March also saw annual contracts for lead concentrates come to light. At levels of $175 / 1.50 cents for Red Dog and $182.50 / 1.50 cents for Cannington, both the low-silver and high-silver terms are roughly equivalent when taking into account the additional silver content at Cannington.
The deals represent a marked increase from those agreed in 2019 when Cannington sold for $98 per tonne/$0.60 per oz, with Red Dog at similar numbers.
The higher terms come as both miners and smelters face challenges in a low-price environment for sister metals lead and zinc, along with silver, which forms a large part of revenues for many teams.
On Wednesday March 25, European lead smelter Recylex said it would shut down all lead production due to low prices and slack demand from automotive clients who have closed plants due to the Covid-19 virus outbreak.
Spot lead TCs continue uptrend
Lead TCs continued to climb owing to the high import arbitrage loss for units.
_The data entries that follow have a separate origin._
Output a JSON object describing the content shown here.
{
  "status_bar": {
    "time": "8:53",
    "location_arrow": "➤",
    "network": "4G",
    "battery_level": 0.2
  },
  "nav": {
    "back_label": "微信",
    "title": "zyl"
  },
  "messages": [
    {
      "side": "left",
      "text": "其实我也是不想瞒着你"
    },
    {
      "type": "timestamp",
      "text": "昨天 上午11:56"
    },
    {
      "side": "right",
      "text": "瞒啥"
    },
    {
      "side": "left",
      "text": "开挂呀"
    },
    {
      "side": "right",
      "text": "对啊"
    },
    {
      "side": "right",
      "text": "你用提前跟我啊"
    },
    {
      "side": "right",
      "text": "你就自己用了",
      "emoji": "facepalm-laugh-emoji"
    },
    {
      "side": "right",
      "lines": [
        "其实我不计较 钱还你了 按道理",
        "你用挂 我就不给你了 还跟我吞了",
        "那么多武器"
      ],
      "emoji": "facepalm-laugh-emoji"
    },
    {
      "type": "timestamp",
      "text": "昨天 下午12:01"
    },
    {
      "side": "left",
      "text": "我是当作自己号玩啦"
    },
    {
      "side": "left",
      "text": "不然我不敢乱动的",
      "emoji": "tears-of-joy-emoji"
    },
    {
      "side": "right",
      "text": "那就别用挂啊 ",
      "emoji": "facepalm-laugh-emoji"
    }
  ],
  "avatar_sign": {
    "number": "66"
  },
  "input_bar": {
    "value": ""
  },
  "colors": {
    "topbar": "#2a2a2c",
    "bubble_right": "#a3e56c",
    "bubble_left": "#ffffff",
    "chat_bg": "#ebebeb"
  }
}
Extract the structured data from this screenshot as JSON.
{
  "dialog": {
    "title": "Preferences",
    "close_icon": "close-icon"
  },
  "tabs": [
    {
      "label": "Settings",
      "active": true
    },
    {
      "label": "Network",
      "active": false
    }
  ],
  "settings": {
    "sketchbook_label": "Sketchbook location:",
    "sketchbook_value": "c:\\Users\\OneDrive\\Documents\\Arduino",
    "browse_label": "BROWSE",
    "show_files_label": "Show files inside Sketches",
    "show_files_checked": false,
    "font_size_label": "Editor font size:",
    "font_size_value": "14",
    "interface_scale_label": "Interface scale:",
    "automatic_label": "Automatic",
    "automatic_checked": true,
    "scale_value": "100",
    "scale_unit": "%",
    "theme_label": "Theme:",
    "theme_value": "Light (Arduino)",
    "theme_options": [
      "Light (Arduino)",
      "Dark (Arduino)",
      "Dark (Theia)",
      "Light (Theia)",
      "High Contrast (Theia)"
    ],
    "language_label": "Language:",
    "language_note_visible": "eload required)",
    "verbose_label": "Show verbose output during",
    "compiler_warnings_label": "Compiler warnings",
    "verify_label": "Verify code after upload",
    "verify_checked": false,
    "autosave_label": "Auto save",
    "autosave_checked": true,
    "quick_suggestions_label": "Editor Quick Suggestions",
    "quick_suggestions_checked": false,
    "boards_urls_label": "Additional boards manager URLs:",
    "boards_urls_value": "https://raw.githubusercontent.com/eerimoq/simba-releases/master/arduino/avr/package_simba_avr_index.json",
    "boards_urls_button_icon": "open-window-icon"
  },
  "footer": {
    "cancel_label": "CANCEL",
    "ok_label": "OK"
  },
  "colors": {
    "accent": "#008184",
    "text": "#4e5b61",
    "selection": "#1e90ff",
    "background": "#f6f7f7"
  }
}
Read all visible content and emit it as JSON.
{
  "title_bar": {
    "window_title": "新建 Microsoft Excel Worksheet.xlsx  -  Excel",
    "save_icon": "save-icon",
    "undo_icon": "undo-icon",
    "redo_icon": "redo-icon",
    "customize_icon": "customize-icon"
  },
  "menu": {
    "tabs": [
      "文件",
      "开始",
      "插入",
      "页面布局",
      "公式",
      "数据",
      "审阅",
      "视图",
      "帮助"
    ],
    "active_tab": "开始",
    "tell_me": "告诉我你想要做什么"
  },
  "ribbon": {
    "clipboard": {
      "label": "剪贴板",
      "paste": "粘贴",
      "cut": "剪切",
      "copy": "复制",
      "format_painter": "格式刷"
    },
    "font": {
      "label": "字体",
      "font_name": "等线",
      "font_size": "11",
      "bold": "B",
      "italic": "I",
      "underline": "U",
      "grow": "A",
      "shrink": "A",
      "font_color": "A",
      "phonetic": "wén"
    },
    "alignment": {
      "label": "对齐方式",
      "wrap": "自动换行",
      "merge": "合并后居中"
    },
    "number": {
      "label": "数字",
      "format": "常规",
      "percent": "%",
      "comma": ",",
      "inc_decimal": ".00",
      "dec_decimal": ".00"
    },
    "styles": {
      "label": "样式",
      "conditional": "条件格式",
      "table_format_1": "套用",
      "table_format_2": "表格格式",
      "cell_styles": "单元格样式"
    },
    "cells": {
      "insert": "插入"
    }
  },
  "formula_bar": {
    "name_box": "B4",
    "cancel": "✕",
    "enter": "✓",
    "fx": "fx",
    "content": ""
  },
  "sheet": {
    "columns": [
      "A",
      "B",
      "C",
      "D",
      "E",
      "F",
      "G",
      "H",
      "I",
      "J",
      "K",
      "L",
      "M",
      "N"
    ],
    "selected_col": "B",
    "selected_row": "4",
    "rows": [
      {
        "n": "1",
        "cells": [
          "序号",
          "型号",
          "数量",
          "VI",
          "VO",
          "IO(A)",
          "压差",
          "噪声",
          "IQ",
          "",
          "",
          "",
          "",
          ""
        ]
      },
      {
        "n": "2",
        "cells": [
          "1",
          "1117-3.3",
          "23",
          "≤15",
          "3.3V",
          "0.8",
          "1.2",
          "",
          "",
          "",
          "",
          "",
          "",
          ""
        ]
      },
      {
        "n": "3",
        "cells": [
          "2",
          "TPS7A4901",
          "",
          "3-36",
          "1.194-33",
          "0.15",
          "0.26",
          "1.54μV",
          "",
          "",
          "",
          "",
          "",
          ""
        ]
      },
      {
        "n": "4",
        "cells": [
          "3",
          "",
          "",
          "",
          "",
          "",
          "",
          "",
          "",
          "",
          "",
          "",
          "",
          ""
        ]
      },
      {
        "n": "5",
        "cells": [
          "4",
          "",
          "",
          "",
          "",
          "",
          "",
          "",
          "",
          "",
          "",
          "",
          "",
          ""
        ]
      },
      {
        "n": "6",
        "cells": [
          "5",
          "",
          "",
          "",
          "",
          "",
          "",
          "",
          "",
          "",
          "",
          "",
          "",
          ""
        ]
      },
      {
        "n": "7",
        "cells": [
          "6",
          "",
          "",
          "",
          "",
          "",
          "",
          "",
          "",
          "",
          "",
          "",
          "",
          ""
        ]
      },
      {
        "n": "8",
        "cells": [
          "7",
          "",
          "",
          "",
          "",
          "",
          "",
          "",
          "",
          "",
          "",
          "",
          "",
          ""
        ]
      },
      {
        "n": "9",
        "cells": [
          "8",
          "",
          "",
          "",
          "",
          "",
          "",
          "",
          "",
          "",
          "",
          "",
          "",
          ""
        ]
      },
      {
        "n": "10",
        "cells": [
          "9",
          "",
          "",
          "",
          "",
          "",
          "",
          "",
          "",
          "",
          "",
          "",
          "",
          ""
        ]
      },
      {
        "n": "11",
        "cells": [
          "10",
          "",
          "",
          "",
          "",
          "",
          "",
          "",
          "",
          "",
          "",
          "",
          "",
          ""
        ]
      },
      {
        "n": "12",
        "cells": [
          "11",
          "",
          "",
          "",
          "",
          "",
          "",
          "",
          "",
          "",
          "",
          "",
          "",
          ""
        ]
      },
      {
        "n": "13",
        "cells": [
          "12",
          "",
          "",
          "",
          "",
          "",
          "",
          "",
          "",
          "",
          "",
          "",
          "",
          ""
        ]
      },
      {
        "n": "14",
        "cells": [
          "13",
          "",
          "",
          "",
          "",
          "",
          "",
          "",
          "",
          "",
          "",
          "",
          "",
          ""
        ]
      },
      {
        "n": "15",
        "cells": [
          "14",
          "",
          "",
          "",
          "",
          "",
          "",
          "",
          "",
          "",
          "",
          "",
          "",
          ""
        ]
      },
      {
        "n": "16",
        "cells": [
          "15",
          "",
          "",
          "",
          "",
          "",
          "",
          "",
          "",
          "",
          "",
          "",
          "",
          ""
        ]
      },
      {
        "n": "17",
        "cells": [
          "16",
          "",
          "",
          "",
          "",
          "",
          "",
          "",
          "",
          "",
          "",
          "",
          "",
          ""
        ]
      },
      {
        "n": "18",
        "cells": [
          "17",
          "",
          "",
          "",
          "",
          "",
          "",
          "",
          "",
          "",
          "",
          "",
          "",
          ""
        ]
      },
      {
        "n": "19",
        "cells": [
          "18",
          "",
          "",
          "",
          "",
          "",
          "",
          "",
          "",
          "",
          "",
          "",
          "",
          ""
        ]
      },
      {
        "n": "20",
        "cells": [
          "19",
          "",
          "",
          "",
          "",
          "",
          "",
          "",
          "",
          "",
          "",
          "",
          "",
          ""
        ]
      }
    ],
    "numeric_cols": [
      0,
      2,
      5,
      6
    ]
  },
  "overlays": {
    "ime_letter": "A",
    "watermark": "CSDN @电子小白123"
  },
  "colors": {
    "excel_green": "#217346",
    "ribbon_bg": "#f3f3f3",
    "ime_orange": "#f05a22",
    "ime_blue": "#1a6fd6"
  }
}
The import loss for bringing lead units into China ranged between 731 yuan and 2,550 yuan in March - still a hurdle to the import interests for lead concentrates.
Fastmarkets assessed lead spot concentrate TC, high silver, cif China, at $185-205 per tonne on March 27, up $5 from $180-200 per tonne the previous month.
The corresponding assessment for lead spot concentrate TC, low silver, cif China, was at $170-180 per tonne, up from $160-180 per tonne in the same comparison.
China’s combined imports of lead concentrates in January and February were 173,895 tonnes, down by 17.2% from 210,122 tonnes in the corresponding period of 2019.